The Crusaders had got as far as Antioch. Already hungry and miserable, they managed to besiege the city and starve out its inhabitants. They seized it just before the Muslim reinforcements turned up with supplies. This meant that they were now themselves besieged in a city they had successfully reduced to starvation. Bummer.

This is when Peter decided to mention his visions. St Anthony, the patron saint of lost stuff, had been visiting him at night, revealing that the lance that pierced Christ's side was buried under Antioch Cathedral, and not on display in half the churches in Europe, as previously thought. If they dug it out and took it into battle, God's enemies would be crushed beneath their feet.

Five days of fasting were ordered (there wasn't much alternative), and then twelve men spent a day digging out the Church. No luck.

The now distinctly unpopular Peter changed into his holy nightshirt, told the congregation to bow in fervant, eyes-shut prayer, leapt into the pit, and whipped out something pointy and metal. The holy lance!

The Crusaders loved it. They marched out gung-ho, singing the latest Graham Kendrick songs, and surprisingly or not, the Muslims were routed.
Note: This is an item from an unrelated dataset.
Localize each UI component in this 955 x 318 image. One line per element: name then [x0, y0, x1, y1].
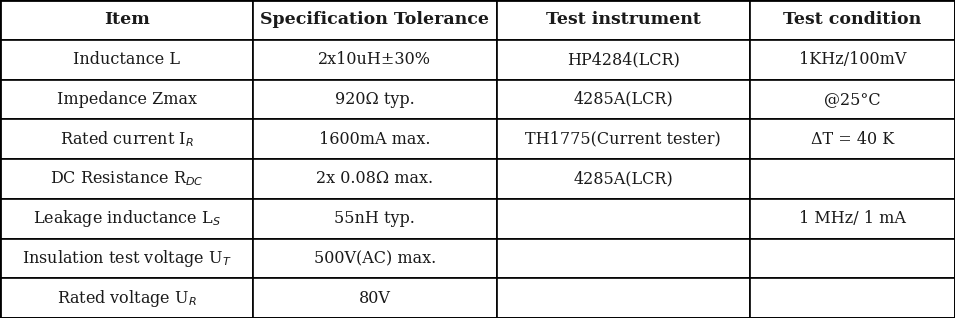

Peter was not a man to quit while he was ahead. Whenever the Crusaders suffered from dissensions (which was all the time), he would take a nap and come back with a vision from St Anthony to decide who was right. It was noted that St Anthony unfailingly took whichever was Peter's side in the quarrel, and so, in time, Peter managed to turn almost everyone against his visions.

Because of this, Peter demanded to be tested. He would, Shadrach, Meshach and Abednego-like, walk through the fire to prove his annointment. Everyone thought this was a splendid idea. They lit up a holy fire so hot that passing pigeons dropped out of the sky preroasted (and were no doubt gobbled up).

Changing once more into his sacred nightshirt and grabbing the lance in one hand, Peter walked through the fire. He emerged at the other side without a scratch, but with 90 per cent burns.

His few remaining followers explained as he died that he had of course come out of the fire unscathed. He only got burned when he was knocked back in, by the rush of astounded onlookers wanting to touch his nightshirt.